Details emerge on Ford UK job cuts as mobility service closes

14 January 2019

14 January 2019

Ford plans to cut around 1,150 jobs in the UK as part of its European restructuring program, according to the Unite Union.

Last week, the manufacturer said it needed to reorganise its business in the EU in the wake of a poor 2018 and would look to close plants, streamline its model range and cut jobs across the continent. The carmaker said it would begin consultations with unions in countries affected by the news.

Unite believes that around 1,000 of the UK losses will come from the Bridgend plant in Wales. The factory produces engines and recently lost its contract to supply petrol powertrains for Jaguar Land Rover, which itself announced a job-cutting program last week. The factory will cease production for the British carmaker by 2020.

Unite has provided a clearer insight into the plans. In a statement, it says: ′Shop stewards from Ford factories have been given a briefing on the proposals. The plans are for a total of 1,150 job losses in the UK, with almost 1,000 at Bridgend and the rest at Ford’s transport operations, which would affect lorry drivers across the UK.’

Unite national officer for automotive industries Des Quinn added: ″What is being proposed at Bridgend is due to take place in two stages over two years. It is a devastating blow for our members and their families, as well as having grave implications for the Welsh economy and the supply chain.

′Unite is fully committed to opposing any compulsory redundancies and campaigning strongly for Bridgend to have a viable future. We will be consulting our members very closely in the days and weeks ahead.’

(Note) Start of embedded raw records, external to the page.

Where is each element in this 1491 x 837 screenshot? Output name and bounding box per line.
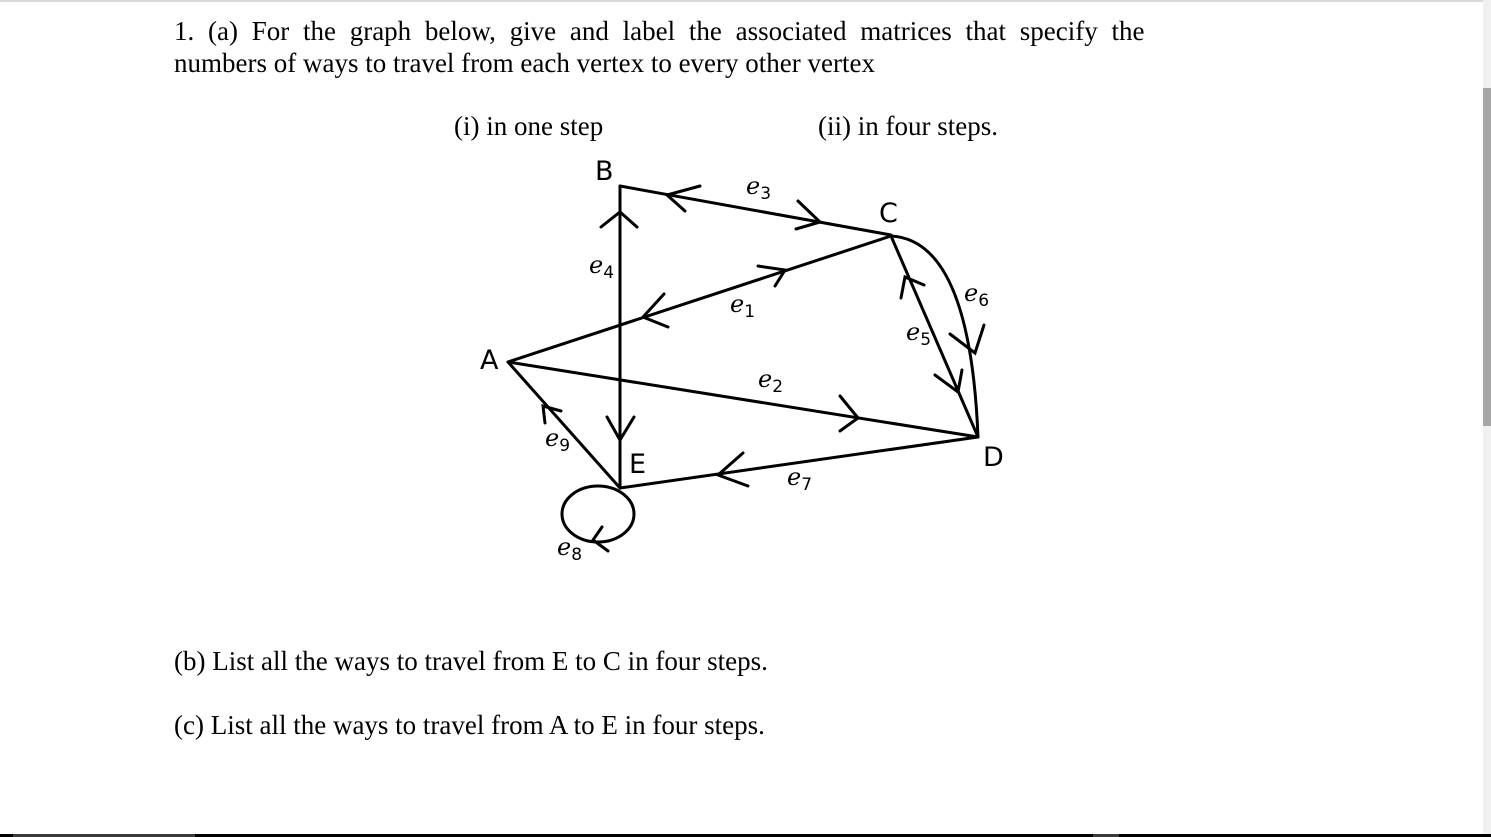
vertex-label-d: D <box>983 442 1004 473</box>
arrow-e5-to-d-icon <box>935 370 962 392</box>
edge-label-e2: $e_2$ <box>758 365 784 397</box>
question-line-1: 1. (a) For the graph below, give and label the associated matrices that specify the <box>174 16 1145 46</box>
question-part-b: (b) List all the ways to travel from E to C in four steps. <box>174 646 768 676</box>
vertex-label-c: C <box>879 198 898 229</box>
arrow-e3-to-c-icon <box>796 201 820 229</box>
edge-label-e1: $e_1$ <box>730 290 756 322</box>
sub-question-i: (i) in one step <box>454 111 604 141</box>
edge-e2 <box>508 362 978 437</box>
vertical-scrollbar[interactable] <box>1483 0 1491 837</box>
vertex-label-b: B <box>595 156 614 187</box>
edge-e9 <box>508 362 620 488</box>
edge-label-e3: $e_3$ <box>746 172 772 204</box>
edge-e1 <box>508 236 891 362</box>
edge-label-e7: $e_7$ <box>787 463 813 495</box>
edge-label-e9: $e_9$ <box>545 424 571 456</box>
edge-label-e5: $e_5$ <box>906 318 932 350</box>
question-part-c: (c) List all the ways to travel from A to E in four steps. <box>174 710 765 740</box>
scrollbar-thumb[interactable] <box>1483 88 1491 426</box>
question-line-2: numbers of ways to travel from each vertex to every other vertex <box>174 48 875 78</box>
edge-label-e4: $e_4$ <box>589 251 615 283</box>
edge-label-e6: $e_6$ <box>964 279 990 311</box>
vertex-label-a: A <box>480 345 499 376</box>
arrow-e8-loop-icon <box>593 527 608 551</box>
edge-e5 <box>891 236 978 437</box>
vertex-label-e: E <box>629 449 647 480</box>
edge-label-e8: $e_8$ <box>557 533 583 565</box>
arrow-e2-to-d-icon <box>840 396 858 431</box>
sub-question-ii: (ii) in four steps. <box>818 111 998 141</box>
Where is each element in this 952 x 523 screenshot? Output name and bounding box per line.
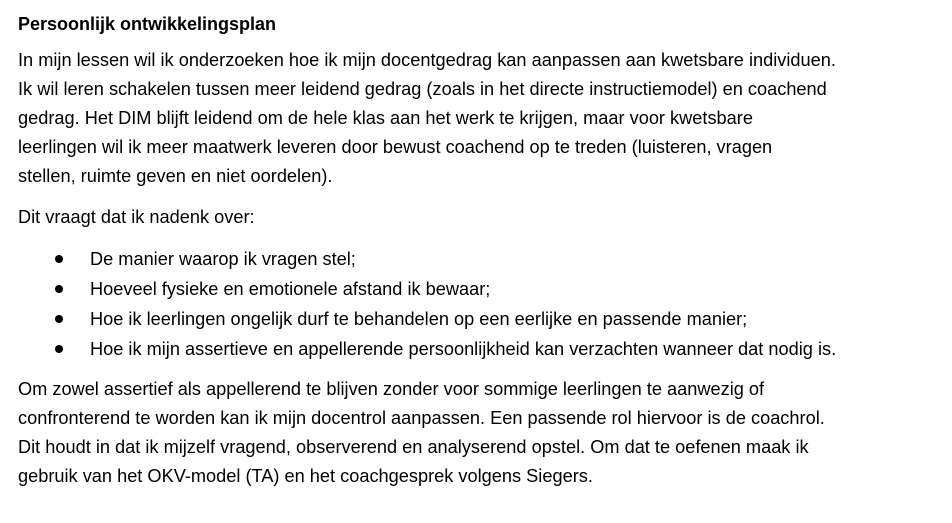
paragraph-line: Dit vraagt dat ik nadenk over: bbox=[18, 207, 255, 227]
paragraph-line: gebruik van het OKV-model (TA) en het coachgesprek volgens Siegers. bbox=[18, 466, 593, 486]
paragraph-line: Dit houdt in dat ik mijzelf vragend, observerend en analyserend opstel. Om dat te oefenen maak ik bbox=[18, 437, 809, 457]
paragraph-intro bbox=[18, 46, 928, 191]
bullet-item bbox=[18, 274, 952, 304]
bullet-text: Hoe ik mijn assertieve en appellerende persoonlijkheid kan verzachten wanneer dat nodig is. bbox=[90, 339, 837, 359]
paragraph-line: stellen, ruimte geven en niet oordelen). bbox=[18, 166, 333, 186]
document-heading: Persoonlijk ontwikkelingsplan bbox=[18, 14, 277, 34]
paragraph-line: leerlingen wil ik meer maatwerk leveren door bewust coachend op te treden (luisteren, vragen bbox=[18, 137, 773, 157]
bullet-text: Hoe ik leerlingen ongelijk durf te behandelen op een eerlijke en passende manier; bbox=[90, 309, 748, 329]
paragraph-line: Om zowel assertief als appellerend te blijven zonder voor sommige leerlingen te aanwezig of bbox=[18, 379, 765, 399]
paragraph-line: In mijn lessen wil ik onderzoeken hoe ik mijn docentgedrag kan aanpassen aan kwetsbare individuen. bbox=[18, 50, 836, 70]
bullet-icon bbox=[55, 345, 63, 353]
paragraph-line: confronterend te worden kan ik mijn docentrol aanpassen. Een passende rol hiervoor is de coachrol. bbox=[18, 408, 825, 428]
paragraph-conclusion bbox=[18, 375, 928, 491]
bullet-item bbox=[18, 334, 952, 364]
bullet-text: De manier waarop ik vragen stel; bbox=[90, 249, 356, 269]
paragraph-lead-in bbox=[18, 203, 928, 232]
bullet-icon bbox=[55, 315, 63, 323]
bullet-item bbox=[18, 304, 952, 334]
bullet-list bbox=[18, 244, 952, 364]
paragraph-line: gedrag. Het DIM blijft leidend om de hele klas aan het werk te krijgen, maar voor kwetsbare bbox=[18, 108, 753, 128]
paragraph-line: Ik wil leren schakelen tussen meer leidend gedrag (zoals in het directe instructiemodel) en coachend bbox=[18, 79, 827, 99]
bullet-icon bbox=[55, 255, 63, 263]
bullet-text: Hoeveel fysieke en emotionele afstand ik bewaar; bbox=[90, 279, 491, 299]
bullet-icon bbox=[55, 285, 63, 293]
bullet-item bbox=[18, 244, 952, 274]
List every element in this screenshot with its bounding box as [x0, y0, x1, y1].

Ford is ending production at a transmissions plant in Bordeaux, France, and has started labour talks at its Saarlouis factory in Germany where 6,190 staff build vehicles as it considers ending production of the C-Max. The company is also considering the future of the larger S-Max model, while the continuation of the Mondeo has been in doubt for some time, with the carmaker looking to concentrate on the SUV market and its biggest sellers.

Just under half of Ford’s 50,000 European workforce is employed in Germany. The German Economy Ministry is in talks with the automaker over its planned job cuts in Europe, a spokeswoman said.

Meanwhile, Ford will also be closing its Chariot shuttle service, which operates in the US and London, and was seen as an important cog in the manufacturer’s mobility service plans.

 The service, which picks up passengers and delivers them to their destination in a fleet of Transit vans, was acquired by Ford in 2016 for around $65 million (€56.7 million) and was expanded from its original San Francisco hub to cover Austin, New York, Seattle and London. However, the New York arm has averaged just five riders a day during 2018.

′In today’s mobility landscape, the wants and needs of customers and cities are changing rapidly,’ said Chariot CEO Dan Grossman in a post on the company’s website. ′We are truly grateful to our commuters, enterprise customers, and partners for your support over the past five years. Chariot was built on a commitment to help reduce congestion, ease the commute and improve quality of life in cities, and since our start, we have provided our customers with more than three million rides. Also, we helped Ford build their mobility business, and their experience with Chariot continues to inform their mobility efforts and design decisions for the future.’